A future film directors’ workshop led by Merab Kokochashvili brought together young people with interesting potential, in whose works we can read the attempt to see the spark, aesthetics, beauty, and even value in everyday, seemingly banal stories and spaces, which will make us think about the events around us and show us their meaning. It might as well give us a small piece of life advice.
Ilia Asitashvili's film "Preparation" offers just that – a delicate, aesthetic, somewhat humorous, and familiar observation of the problematic relationship between a father and his teenage son in a modern family.
Luka's (Sandro Tvaradze) birthday is approaching. Before the guests’ arrival, the parents take a photo with him in turns. With the mother (Ia Sukhitashvili), it goes easily, while for the father (Jano Izoria), the process of taking it is long and unsuccessful; the photos are unnatural and full of awkwardness, and the boy's face is far from satisfying. Finally, the mother leaves them for a while so that they can take a better photo themselves. This effort drags on during the photo session or while choosing a gift in a clothes shop too, which is saturated with more inconvenience, misunderstanding, and squabbling.
The relationship between father and son is always interesting. As difficult as it is, it is so sensitive and fastidious. Especially today, when alienation and the gap between generations is much deeper. There are also many family characteristic structures here – respect for his mother, who remains an authoritative person until the end, while his relationship with his father has long been oscillating between the figures of an older brother and an non-authoritative father: while Luka obeys his mother without a word in everything, any issue with his father turns into an argument.
The visual side harmoniously responds to the aesthetics of "the fourth hero" of the film, the Polaroid camera- apart from the pastel colors that we encounter here and there, the cameraman (Tengo Kasradze) does not offer us a traditional compositional description of the human body structure. Certain cut of the shot space and parameters by reducing the resolution is interesting, which seems to make us look into the camera itself and forces us to focus on the details and not on the figure in general due to the reduced scale-what color is the shirt, the selection of which caused another misunderstanding between the father and son, how the crumbs of bread were cleaned from the table, etc. This effective means quite successfully acts on a viewer’s attention. At the same time, such expansion of space serves to intensify the proximity or distance between the characters - even if the father and son are standing close in the panoramic space, the alienation between them is even more noticeable.

The position of the main character of the film still leans towards the father since the attempt to improve the relationship comes from him-not only does he try to advance the function of a reliable parent and overcome the threshold of embarrassment and mistrust, but he also turns the photo session into an expression of his authority (be it a temporary confiscation of the mobile phone, wearing the festive hat, or forcing to choose a good shirt).
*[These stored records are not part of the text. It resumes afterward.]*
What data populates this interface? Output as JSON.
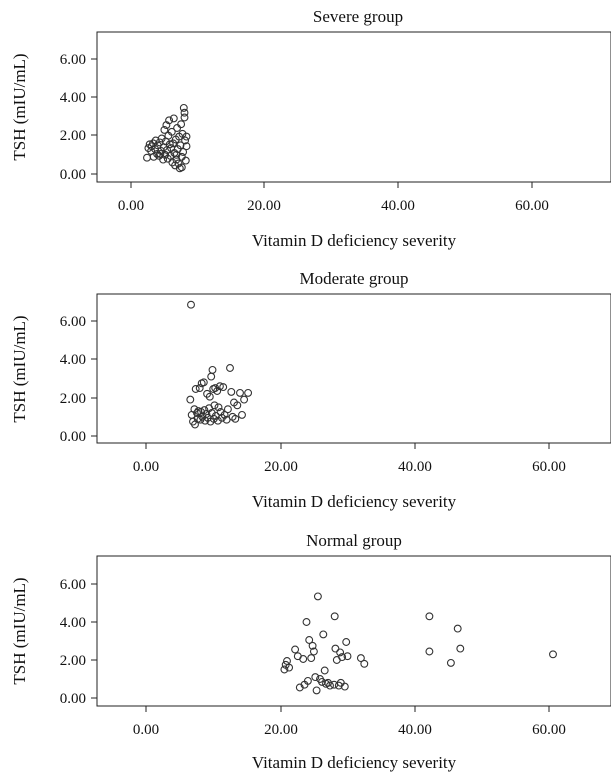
{
  "chart_data": [
    {
      "type": "scatter",
      "title": "Severe group",
      "xlabel": "Vitamin D deficiency severity",
      "ylabel": "TSH (mIU/mL)",
      "xlim": [
        -8.5,
        71.5
      ],
      "ylim": [
        -0.4,
        7.4
      ],
      "xticks": [
        "0.00",
        "20.00",
        "40.00",
        "60.00"
      ],
      "xtick_values": [
        0,
        20,
        40,
        60
      ],
      "yticks": [
        "0.00",
        "2.00",
        "4.00",
        "6.00"
      ],
      "ytick_values": [
        0,
        2,
        4,
        6
      ],
      "grid": false,
      "points": [
        [
          2.4,
          0.85
        ],
        [
          2.6,
          1.35
        ],
        [
          2.8,
          1.55
        ],
        [
          3.0,
          1.2
        ],
        [
          3.1,
          1.45
        ],
        [
          3.3,
          1.6
        ],
        [
          3.4,
          0.9
        ],
        [
          3.6,
          1.3
        ],
        [
          3.7,
          1.75
        ],
        [
          3.9,
          1.05
        ],
        [
          4.0,
          1.5
        ],
        [
          4.2,
          0.95
        ],
        [
          4.3,
          1.65
        ],
        [
          4.5,
          1.2
        ],
        [
          4.6,
          1.85
        ],
        [
          4.8,
          0.75
        ],
        [
          4.9,
          1.4
        ],
        [
          5.0,
          2.3
        ],
        [
          5.1,
          1.0
        ],
        [
          5.2,
          1.7
        ],
        [
          5.3,
          2.55
        ],
        [
          5.4,
          1.25
        ],
        [
          5.5,
          0.8
        ],
        [
          5.6,
          2.0
        ],
        [
          5.7,
          2.8
        ],
        [
          5.8,
          1.55
        ],
        [
          5.9,
          0.95
        ],
        [
          6.0,
          1.35
        ],
        [
          6.1,
          2.2
        ],
        [
          6.2,
          0.6
        ],
        [
          6.3,
          1.6
        ],
        [
          6.4,
          2.9
        ],
        [
          6.5,
          1.1
        ],
        [
          6.6,
          0.45
        ],
        [
          6.7,
          1.8
        ],
        [
          6.8,
          0.75
        ],
        [
          6.9,
          2.4
        ],
        [
          7.0,
          1.3
        ],
        [
          7.1,
          0.55
        ],
        [
          7.2,
          1.95
        ],
        [
          7.3,
          0.3
        ],
        [
          7.4,
          1.5
        ],
        [
          7.5,
          2.6
        ],
        [
          7.6,
          0.9
        ],
        [
          7.7,
          2.1
        ],
        [
          7.8,
          1.15
        ],
        [
          7.9,
          3.45
        ],
        [
          8.0,
          3.2
        ],
        [
          8.0,
          2.95
        ],
        [
          8.1,
          1.75
        ],
        [
          8.2,
          0.7
        ],
        [
          8.3,
          1.95
        ],
        [
          8.3,
          1.45
        ],
        [
          4.4,
          1.05
        ],
        [
          6.8,
          1.0
        ],
        [
          7.6,
          0.35
        ]
      ]
    },
    {
      "type": "scatter",
      "title": "Moderate group",
      "xlabel": "Vitamin D deficiency severity",
      "ylabel": "TSH (mIU/mL)",
      "xlim": [
        -8.5,
        71.5
      ],
      "ylim": [
        -0.4,
        7.4
      ],
      "xticks": [
        "0.00",
        "20.00",
        "40.00",
        "60.00"
      ],
      "xtick_values": [
        0,
        20,
        40,
        60
      ],
      "yticks": [
        "0.00",
        "2.00",
        "4.00",
        "6.00"
      ],
      "ytick_values": [
        0,
        2,
        4,
        6
      ],
      "grid": false,
      "points": [
        [
          6.7,
          6.85
        ],
        [
          6.6,
          1.9
        ],
        [
          6.8,
          1.1
        ],
        [
          7.0,
          0.75
        ],
        [
          7.2,
          1.4
        ],
        [
          7.3,
          0.6
        ],
        [
          7.4,
          2.45
        ],
        [
          7.6,
          1.2
        ],
        [
          7.7,
          0.9
        ],
        [
          7.8,
          1.3
        ],
        [
          8.0,
          2.5
        ],
        [
          8.1,
          0.85
        ],
        [
          8.2,
          1.25
        ],
        [
          8.3,
          2.75
        ],
        [
          8.4,
          1.0
        ],
        [
          8.6,
          2.8
        ],
        [
          8.7,
          1.35
        ],
        [
          8.8,
          0.8
        ],
        [
          9.0,
          1.15
        ],
        [
          9.1,
          2.2
        ],
        [
          9.2,
          0.95
        ],
        [
          9.4,
          1.45
        ],
        [
          9.5,
          2.05
        ],
        [
          9.6,
          0.75
        ],
        [
          9.7,
          3.1
        ],
        [
          9.8,
          1.2
        ],
        [
          9.9,
          3.45
        ],
        [
          10.0,
          2.45
        ],
        [
          10.1,
          0.9
        ],
        [
          10.2,
          1.6
        ],
        [
          10.3,
          2.5
        ],
        [
          10.4,
          1.05
        ],
        [
          10.6,
          2.35
        ],
        [
          10.7,
          0.8
        ],
        [
          10.8,
          1.5
        ],
        [
          11.0,
          2.6
        ],
        [
          11.1,
          1.25
        ],
        [
          11.3,
          0.95
        ],
        [
          11.5,
          2.55
        ],
        [
          11.7,
          1.1
        ],
        [
          12.0,
          0.85
        ],
        [
          12.2,
          1.4
        ],
        [
          12.5,
          3.55
        ],
        [
          12.7,
          2.3
        ],
        [
          12.9,
          1.0
        ],
        [
          13.1,
          1.75
        ],
        [
          13.3,
          0.9
        ],
        [
          13.6,
          1.6
        ],
        [
          14.0,
          2.25
        ],
        [
          14.3,
          1.1
        ],
        [
          14.6,
          1.9
        ],
        [
          15.2,
          2.25
        ]
      ]
    },
    {
      "type": "scatter",
      "title": "Normal group",
      "xlabel": "Vitamin D deficiency severity",
      "ylabel": "TSH (mIU/mL)",
      "xlim": [
        -8.5,
        71.5
      ],
      "ylim": [
        -0.4,
        7.4
      ],
      "xticks": [
        "0.00",
        "20.00",
        "40.00",
        "60.00"
      ],
      "xtick_values": [
        0,
        20,
        40,
        60
      ],
      "yticks": [
        "0.00",
        "2.00",
        "4.00",
        "6.00"
      ],
      "ytick_values": [
        0,
        2,
        4,
        6
      ],
      "grid": false,
      "points": [
        [
          20.6,
          1.5
        ],
        [
          20.8,
          1.75
        ],
        [
          21.0,
          1.95
        ],
        [
          21.3,
          1.6
        ],
        [
          22.2,
          2.55
        ],
        [
          22.6,
          2.2
        ],
        [
          22.9,
          0.55
        ],
        [
          23.4,
          2.05
        ],
        [
          23.6,
          0.7
        ],
        [
          23.9,
          4.0
        ],
        [
          24.1,
          0.9
        ],
        [
          24.3,
          3.05
        ],
        [
          24.6,
          2.1
        ],
        [
          24.8,
          2.75
        ],
        [
          25.0,
          2.45
        ],
        [
          25.2,
          1.1
        ],
        [
          25.4,
          0.4
        ],
        [
          25.6,
          5.35
        ],
        [
          25.9,
          1.0
        ],
        [
          26.2,
          0.85
        ],
        [
          26.4,
          3.35
        ],
        [
          26.6,
          1.45
        ],
        [
          26.8,
          0.75
        ],
        [
          27.1,
          0.8
        ],
        [
          27.4,
          0.65
        ],
        [
          28.0,
          0.7
        ],
        [
          28.1,
          4.3
        ],
        [
          28.2,
          2.6
        ],
        [
          28.4,
          2.0
        ],
        [
          28.7,
          0.65
        ],
        [
          28.9,
          2.4
        ],
        [
          29.0,
          0.8
        ],
        [
          29.2,
          2.15
        ],
        [
          29.6,
          0.6
        ],
        [
          29.8,
          2.95
        ],
        [
          30.0,
          2.2
        ],
        [
          32.0,
          2.1
        ],
        [
          32.5,
          1.8
        ],
        [
          42.2,
          4.3
        ],
        [
          42.2,
          2.45
        ],
        [
          45.4,
          1.85
        ],
        [
          46.4,
          3.65
        ],
        [
          46.8,
          2.6
        ],
        [
          60.6,
          2.3
        ]
      ]
    }
  ]
}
In spite of everything, his attempt is expressed more by asking for obedience and asserting dominance than by a friendly approach, thus he again loses the boy's trust.
The environment is also symbolic-a middle-class family can be seen decorated for the holidays, wall decorations and paper birthday hats are accompanied by assorted dishes of Georgian cuisine. "I feel myself like a first grader," Luka grumbles as his father aggressively wipes the soiled collar of his shirt, to which the latter replies that he thinks he's a first grader too because of the way he's acting and how displeased he is.
In the end, the father wins when he buys himself the shirt that Luka liked, although he did not admit it, and with a little psychological trick and indirect persuasion, he will get a good birthday present and take the desired photo, although unsuccessfully because the boy sneezes, but the most important thing is that the Rubicon of embarrassment and tension has been overcome.
The film manages to overcome the big problem that always stands in the way of acting skills, especially in student films. Firstly, duet of Jano Izoria and Sandro Tvaradze is worth mentioning, who naturally present the dynamic full of tension and awkwardness that comes from the boy's side (however, the necessary awkwardness does not reach the end and merges with the screen awkwardness). A relatively weak link is the character of the mother, who, at first glance, should be a mediator and conciliator between the father and son. She does, indeed, prepare the ground—leaving them alone to take the picture on their own, and then showing up when no consensus has yet been reached. Such a disappearance-return of hers seems unnecessary, because the focus is already on the restoration of the father-son relationship.
The film participated in several important film forums in 2022. It won the jury’s special prize at the Gaziantep (Turkey) International Student Film Festival, and the jury’s special mention at the Mestia (Georgia) International Short and Mountain Film Festival. The members of this jury described it as "an interesting, delicate, and aesthetic observation of modern family relations," which perfectly suits its significance.